State Senator Anna Kaplan is calling on New York Governor Kathy Hochul to sign her two "anti-hate" bills into law. On Monday the State Senator, who represents the 7th Senate District, released a statement urging the governor to sign off on the two bills: The first is an educational campaign and the second is a law that would make it illegal for insurance companies to penalize hate crime victims.
Both bills passed the State Senate and Assembly in March 2022.
Kaplan referred to a "rising tide of hate that has exploded across the country since the pandemic era."
"As a Jewish refugee who came to this country fleeing antisemitic violence in my homeland, my heart aches over the explosion of hate and extremist fueled violence that we've seen in this country since the pandemic.
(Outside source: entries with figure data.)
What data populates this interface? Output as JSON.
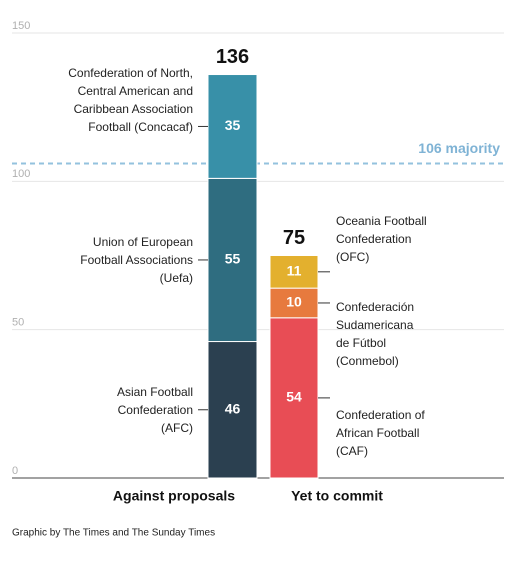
{
  "chart_data": {
    "type": "stacked-bar",
    "categories": [
      "Against proposals",
      "Yet to commit"
    ],
    "series": [
      {
        "name": "Asian Football Confederation (AFC)",
        "color": "#2b4050",
        "values": [
          46,
          null
        ]
      },
      {
        "name": "Union of European Football Associations (Uefa)",
        "color": "#2f6d80",
        "values": [
          55,
          null
        ]
      },
      {
        "name": "Confederation of North, Central American and Caribbean Association Football (Concacaf)",
        "color": "#3890a8",
        "values": [
          35,
          null
        ]
      },
      {
        "name": "Confederation of African Football (CAF)",
        "color": "#e84d55",
        "values": [
          null,
          54
        ]
      },
      {
        "name": "Confederación Sudamericana de Fútbol (Conmebol)",
        "color": "#e77a3e",
        "values": [
          null,
          10
        ]
      },
      {
        "name": "Oceania Football Confederation (OFC)",
        "color": "#e3b02e",
        "values": [
          null,
          11
        ]
      }
    ],
    "totals": [
      136,
      75
    ],
    "reference_line": {
      "value": 106,
      "label": "106 majority"
    },
    "ylim": [
      0,
      150
    ],
    "yticks": [
      0,
      50,
      100,
      150
    ],
    "grid": true,
    "source": "Graphic by The Times and The Sunday Times"
  }
}
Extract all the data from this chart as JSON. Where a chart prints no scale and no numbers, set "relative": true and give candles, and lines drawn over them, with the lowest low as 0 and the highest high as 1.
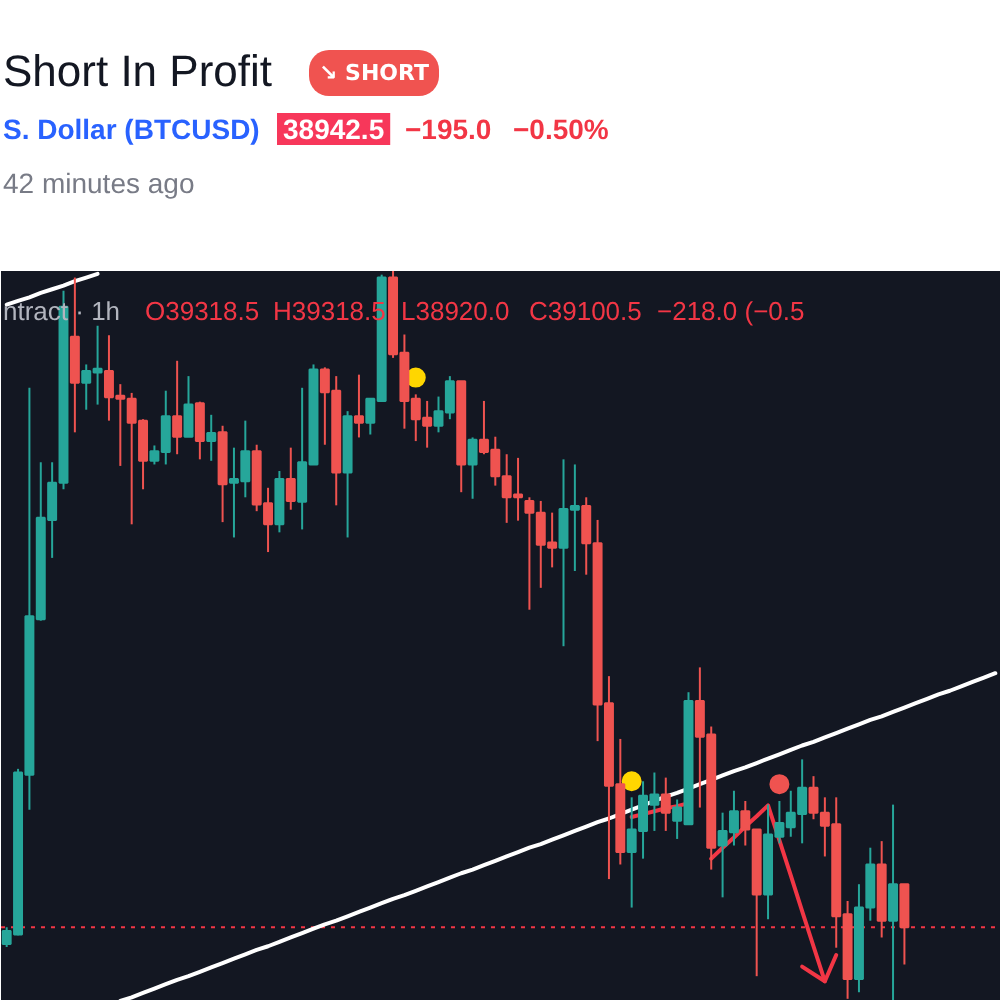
{
  "chart_data": {
    "type": "candlestick",
    "title": "Short In Profit",
    "subtitle": "S. Dollar (BTCUSD)",
    "annotations": [
      "↘ SHORT",
      "38942.5",
      "−195.0",
      "−0.50%",
      "42 minutes ago",
      "ntract · 1h",
      "O39318.5",
      "H39318.5",
      "L38920.0",
      "C39100.5",
      "−218.0 (−0.5"
    ],
    "relative": true,
    "grid": false,
    "categories": [
      null,
      null,
      null,
      null,
      null,
      null,
      null,
      null,
      null,
      null,
      null,
      null,
      null,
      null,
      null,
      null,
      null,
      null,
      null,
      null,
      null,
      null,
      null,
      null,
      null,
      null,
      null,
      null,
      null,
      null,
      null,
      null,
      null,
      null,
      null,
      null,
      null,
      null,
      null,
      null,
      null,
      null,
      null,
      null,
      null,
      null,
      null,
      null,
      null,
      null,
      null,
      null,
      null,
      null,
      null,
      null,
      null,
      null,
      null,
      null,
      null,
      null,
      null,
      null,
      null,
      null,
      null,
      null,
      null,
      null,
      null,
      null,
      null,
      null,
      null,
      null,
      null,
      null,
      null,
      null,
      null,
      null,
      null,
      null,
      null,
      null,
      null,
      null
    ],
    "ohlc": [
      [
        0.078,
        0.101,
        0.074,
        0.096
      ],
      [
        0.091,
        0.318,
        0.09,
        0.313
      ],
      [
        0.31,
        0.84,
        0.262,
        0.527
      ],
      [
        0.523,
        0.738,
        0.521,
        0.662
      ],
      [
        0.659,
        0.738,
        0.607,
        0.71
      ],
      [
        0.71,
        0.973,
        0.701,
        0.951
      ],
      [
        0.91,
        0.991,
        0.779,
        0.847
      ],
      [
        0.847,
        0.872,
        0.81,
        0.863
      ],
      [
        0.861,
        0.925,
        0.817,
        0.866
      ],
      [
        0.863,
        0.912,
        0.795,
        0.827
      ],
      [
        0.829,
        0.845,
        0.733,
        0.825
      ],
      [
        0.825,
        0.833,
        0.653,
        0.792
      ],
      [
        0.795,
        0.797,
        0.701,
        0.74
      ],
      [
        0.74,
        0.761,
        0.735,
        0.753
      ],
      [
        0.752,
        0.836,
        0.735,
        0.801
      ],
      [
        0.801,
        0.877,
        0.749,
        0.773
      ],
      [
        0.773,
        0.856,
        0.773,
        0.817
      ],
      [
        0.819,
        0.821,
        0.742,
        0.767
      ],
      [
        0.767,
        0.803,
        0.74,
        0.778
      ],
      [
        0.779,
        0.788,
        0.656,
        0.708
      ],
      [
        0.71,
        0.758,
        0.635,
        0.715
      ],
      [
        0.712,
        0.795,
        0.69,
        0.753
      ],
      [
        0.753,
        0.762,
        0.671,
        0.68
      ],
      [
        0.682,
        0.703,
        0.615,
        0.653
      ],
      [
        0.653,
        0.726,
        0.642,
        0.715
      ],
      [
        0.715,
        0.758,
        0.673,
        0.685
      ],
      [
        0.684,
        0.84,
        0.646,
        0.738
      ],
      [
        0.735,
        0.872,
        0.735,
        0.865
      ],
      [
        0.865,
        0.868,
        0.762,
        0.834
      ],
      [
        0.836,
        0.856,
        0.679,
        0.724
      ],
      [
        0.724,
        0.808,
        0.635,
        0.801
      ],
      [
        0.801,
        0.858,
        0.772,
        0.792
      ],
      [
        0.792,
        0.825,
        0.776,
        0.825
      ],
      [
        0.822,
        0.995,
        0.822,
        0.991
      ],
      [
        0.991,
        1.0,
        0.881,
        0.886
      ],
      [
        0.888,
        0.913,
        0.784,
        0.822
      ],
      [
        0.825,
        0.831,
        0.767,
        0.797
      ],
      [
        0.799,
        0.822,
        0.758,
        0.788
      ],
      [
        0.788,
        0.828,
        0.779,
        0.808
      ],
      [
        0.806,
        0.856,
        0.797,
        0.849
      ],
      [
        0.849,
        0.849,
        0.697,
        0.735
      ],
      [
        0.735,
        0.772,
        0.688,
        0.769
      ],
      [
        0.769,
        0.822,
        0.749,
        0.752
      ],
      [
        0.755,
        0.773,
        0.706,
        0.719
      ],
      [
        0.719,
        0.749,
        0.655,
        0.69
      ],
      [
        0.694,
        0.744,
        0.658,
        0.69
      ],
      [
        0.685,
        0.69,
        0.536,
        0.669
      ],
      [
        0.669,
        0.685,
        0.566,
        0.625
      ],
      [
        0.628,
        0.669,
        0.594,
        0.621
      ],
      [
        0.621,
        0.742,
        0.486,
        0.674
      ],
      [
        0.673,
        0.735,
        0.589,
        0.678
      ],
      [
        0.678,
        0.69,
        0.584,
        0.627
      ],
      [
        0.627,
        0.659,
        0.356,
        0.406
      ],
      [
        0.408,
        0.445,
        0.167,
        0.295
      ],
      [
        0.297,
        0.359,
        0.187,
        0.204
      ],
      [
        0.204,
        0.279,
        0.128,
        0.235
      ],
      [
        0.233,
        0.301,
        0.195,
        0.281
      ],
      [
        0.269,
        0.313,
        0.233,
        0.283
      ],
      [
        0.283,
        0.306,
        0.233,
        0.258
      ],
      [
        0.247,
        0.276,
        0.222,
        0.265
      ],
      [
        0.242,
        0.423,
        0.242,
        0.411
      ],
      [
        0.411,
        0.457,
        0.265,
        0.362
      ],
      [
        0.365,
        0.376,
        0.18,
        0.21
      ],
      [
        0.213,
        0.258,
        0.142,
        0.233
      ],
      [
        0.231,
        0.288,
        0.213,
        0.26
      ],
      [
        0.26,
        0.274,
        0.213,
        0.235
      ],
      [
        0.235,
        0.235,
        0.034,
        0.146
      ],
      [
        0.146,
        0.269,
        0.112,
        0.228
      ],
      [
        0.225,
        0.274,
        0.216,
        0.244
      ],
      [
        0.238,
        0.288,
        0.225,
        0.258
      ],
      [
        0.256,
        0.331,
        0.216,
        0.292
      ],
      [
        0.292,
        0.308,
        0.249,
        0.258
      ],
      [
        0.258,
        0.279,
        0.198,
        0.24
      ],
      [
        0.242,
        0.279,
        0.073,
        0.116
      ],
      [
        0.119,
        0.137,
        0.003,
        0.03
      ],
      [
        0.03,
        0.16,
        0.012,
        0.128
      ],
      [
        0.128,
        0.21,
        0.11,
        0.187
      ],
      [
        0.187,
        0.219,
        0.087,
        0.11
      ],
      [
        0.11,
        0.269,
        0.0,
        0.16
      ],
      [
        0.16,
        0.16,
        0.05,
        0.101
      ],
      null,
      null,
      null,
      null,
      null,
      null,
      null,
      null
    ],
    "colors": [
      "#26a69a",
      "#26a69a",
      "#26a69a",
      "#26a69a",
      "#26a69a",
      "#26a69a",
      "#ef5350",
      "#26a69a",
      "#26a69a",
      "#ef5350",
      "#ef5350",
      "#ef5350",
      "#ef5350",
      "#26a69a",
      "#26a69a",
      "#ef5350",
      "#26a69a",
      "#ef5350",
      "#26a69a",
      "#ef5350",
      "#26a69a",
      "#26a69a",
      "#ef5350",
      "#ef5350",
      "#26a69a",
      "#ef5350",
      "#26a69a",
      "#26a69a",
      "#ef5350",
      "#ef5350",
      "#26a69a",
      "#ef5350",
      "#26a69a",
      "#26a69a",
      "#ef5350",
      "#ef5350",
      "#ef5350",
      "#ef5350",
      "#26a69a",
      "#26a69a",
      "#ef5350",
      "#26a69a",
      "#ef5350",
      "#ef5350",
      "#ef5350",
      "#ef5350",
      "#ef5350",
      "#ef5350",
      "#ef5350",
      "#26a69a",
      "#26a69a",
      "#ef5350",
      "#ef5350",
      "#ef5350",
      "#ef5350",
      "#26a69a",
      "#26a69a",
      "#26a69a",
      "#ef5350",
      "#26a69a",
      "#26a69a",
      "#ef5350",
      "#ef5350",
      "#26a69a",
      "#26a69a",
      "#ef5350",
      "#ef5350",
      "#26a69a",
      "#26a69a",
      "#26a69a",
      "#26a69a",
      "#ef5350",
      "#ef5350",
      "#ef5350",
      "#ef5350",
      "#26a69a",
      "#26a69a",
      "#ef5350",
      "#26a69a",
      "#ef5350",
      null,
      null,
      null,
      null,
      null,
      null,
      null,
      null
    ],
    "series": [
      {
        "type": "line",
        "color": "#ffffff",
        "values": [
          0.954,
          0.959,
          0.964,
          0.97,
          0.975,
          0.98,
          0.986,
          0.991,
          0.996,
          null,
          null,
          null,
          null,
          null,
          null,
          null,
          null,
          null,
          null,
          null,
          null,
          null,
          null,
          null,
          null,
          null,
          null,
          null,
          null,
          null,
          null,
          null,
          null,
          null,
          null,
          null,
          null,
          null,
          null,
          null,
          null,
          null,
          null,
          null,
          null,
          null,
          null,
          null,
          null,
          null,
          null,
          null,
          null,
          null,
          null,
          null,
          null,
          null,
          null,
          null,
          null,
          null,
          null,
          null,
          null,
          null,
          null,
          null,
          null,
          null,
          null,
          null,
          null,
          null,
          null,
          null,
          null,
          null,
          null,
          null,
          null,
          null,
          null,
          null,
          null,
          null,
          null,
          null
        ]
      },
      {
        "type": "line",
        "color": "#ffffff",
        "values": [
          null,
          null,
          null,
          null,
          null,
          null,
          null,
          null,
          null,
          null,
          0.0,
          0.005,
          0.011,
          0.017,
          0.023,
          0.029,
          0.034,
          0.04,
          0.046,
          0.052,
          0.058,
          0.064,
          0.07,
          0.075,
          0.081,
          0.087,
          0.093,
          0.099,
          0.105,
          0.11,
          0.116,
          0.122,
          0.128,
          0.134,
          0.14,
          0.145,
          0.151,
          0.157,
          0.163,
          0.169,
          0.175,
          0.18,
          0.186,
          0.192,
          0.198,
          0.204,
          0.21,
          0.215,
          0.221,
          0.227,
          0.233,
          0.239,
          0.245,
          0.25,
          0.256,
          0.262,
          0.268,
          0.274,
          0.28,
          0.285,
          0.291,
          0.297,
          0.303,
          0.309,
          0.315,
          0.32,
          0.326,
          0.332,
          0.338,
          0.344,
          0.35,
          0.355,
          0.361,
          0.367,
          0.373,
          0.379,
          0.385,
          0.39,
          0.396,
          0.402,
          0.408,
          0.414,
          0.42,
          0.425,
          0.431,
          0.437,
          0.443,
          0.449
        ]
      },
      {
        "type": "line",
        "color": "#f23645",
        "values": [
          null,
          null,
          null,
          null,
          null,
          null,
          null,
          null,
          null,
          null,
          null,
          null,
          null,
          null,
          null,
          null,
          null,
          null,
          null,
          null,
          null,
          null,
          null,
          null,
          null,
          null,
          null,
          null,
          null,
          null,
          null,
          null,
          null,
          null,
          null,
          null,
          null,
          null,
          null,
          null,
          null,
          null,
          null,
          null,
          null,
          null,
          null,
          null,
          null,
          null,
          null,
          null,
          null,
          null,
          null,
          0.252,
          0.256,
          0.26,
          0.264,
          0.267,
          0.271,
          null,
          null,
          null,
          null,
          null,
          null,
          null,
          null,
          null,
          null,
          null,
          null,
          null,
          null,
          null,
          null,
          null,
          null,
          null,
          null,
          null,
          null,
          null,
          null,
          null,
          null,
          null
        ]
      },
      {
        "type": "line",
        "color": "#f23645",
        "values": [
          null,
          null,
          null,
          null,
          null,
          null,
          null,
          null,
          null,
          null,
          null,
          null,
          null,
          null,
          null,
          null,
          null,
          null,
          null,
          null,
          null,
          null,
          null,
          null,
          null,
          null,
          null,
          null,
          null,
          null,
          null,
          null,
          null,
          null,
          null,
          null,
          null,
          null,
          null,
          null,
          null,
          null,
          null,
          null,
          null,
          null,
          null,
          null,
          null,
          null,
          null,
          null,
          null,
          null,
          null,
          null,
          null,
          null,
          null,
          null,
          null,
          null,
          0.195,
          0.21,
          0.224,
          0.239,
          0.253,
          0.268,
          0.22,
          0.172,
          0.123,
          0.075,
          0.027,
          null,
          null,
          null,
          null,
          null,
          null,
          null,
          null,
          null,
          null,
          null,
          null,
          null,
          null,
          null
        ]
      },
      {
        "type": "line",
        "color": "#f23645",
        "values": [
          null,
          null,
          null,
          null,
          null,
          null,
          null,
          null,
          null,
          null,
          null,
          null,
          null,
          null,
          null,
          null,
          null,
          null,
          null,
          null,
          null,
          null,
          null,
          null,
          null,
          null,
          null,
          null,
          null,
          null,
          null,
          null,
          null,
          null,
          null,
          null,
          null,
          null,
          null,
          null,
          null,
          null,
          null,
          null,
          null,
          null,
          null,
          null,
          null,
          null,
          null,
          null,
          null,
          null,
          null,
          null,
          null,
          null,
          null,
          null,
          null,
          null,
          null,
          null,
          null,
          null,
          null,
          null,
          null,
          null,
          0.047,
          0.037,
          0.027,
          0.063,
          null,
          null,
          null,
          null,
          null,
          null,
          null,
          null,
          null,
          null,
          null,
          null,
          null,
          null
        ]
      },
      {
        "type": "scatter",
        "marker": "circle",
        "color": "#ffd600",
        "values": [
          null,
          null,
          null,
          null,
          null,
          null,
          null,
          null,
          null,
          null,
          null,
          null,
          null,
          null,
          null,
          null,
          null,
          null,
          null,
          null,
          null,
          null,
          null,
          null,
          null,
          null,
          null,
          null,
          null,
          null,
          null,
          null,
          null,
          null,
          null,
          null,
          0.854,
          null,
          null,
          null,
          null,
          null,
          null,
          null,
          null,
          null,
          null,
          null,
          null,
          null,
          null,
          null,
          null,
          null,
          null,
          0.301,
          null,
          null,
          null,
          null,
          null,
          null,
          null,
          null,
          null,
          null,
          null,
          null,
          null,
          null,
          null,
          null,
          null,
          null,
          null,
          null,
          null,
          null,
          null,
          null,
          null,
          null,
          null,
          null,
          null,
          null,
          null,
          null
        ]
      },
      {
        "type": "scatter",
        "marker": "circle",
        "color": "#ef5350",
        "values": [
          null,
          null,
          null,
          null,
          null,
          null,
          null,
          null,
          null,
          null,
          null,
          null,
          null,
          null,
          null,
          null,
          null,
          null,
          null,
          null,
          null,
          null,
          null,
          null,
          null,
          null,
          null,
          null,
          null,
          null,
          null,
          null,
          null,
          null,
          null,
          null,
          null,
          null,
          null,
          null,
          null,
          null,
          null,
          null,
          null,
          null,
          null,
          null,
          null,
          null,
          null,
          null,
          null,
          null,
          null,
          null,
          null,
          null,
          null,
          null,
          null,
          null,
          null,
          null,
          null,
          null,
          null,
          null,
          0.297,
          null,
          null,
          null,
          null,
          null,
          null,
          null,
          null,
          null,
          null,
          null,
          null,
          null,
          null,
          null,
          null,
          null,
          null,
          null
        ]
      }
    ],
    "ref_lines": [
      {
        "axis": "y",
        "value": 0.101,
        "color": "#f23645",
        "line_style": "dotted"
      }
    ]
  }
}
I've been proud to stand up and fight back against hate at every opportunity, but we need to do more, and it's time for the Governor to sign my anti-hate legislative package to combat hate through education, and to support those who have been victims of hate crimes."
According to an April 2022 study from the New York Police Department Hate Crimes Task Force, as reported by CNN, hate crimes increased 76 percent in the first months of 2022 compared to 2021.
The first bill sponsored by Kaplan would create a state-wide educational campaign "with public and private sources" [and] "develop materials to be published online, create social media campaigns."
The second bill would prohibit any insurers in the state from canceling coverage, raising premiums or refusing to grant coverage to anyone who was victimized by a hate crime, to encourage victims to report the crimes and not fear financial consequences.
Kaplan offered an example:
"A Jewish person who has had a swastika etched into their car by vandals would be protected against their auto insurance being cancelled or their premiums raised due to this act of vandalism. As another example, a house of worship that has been the victim of vandalism on their property would be protected from cancellation of their policy due to these instances of vandalism."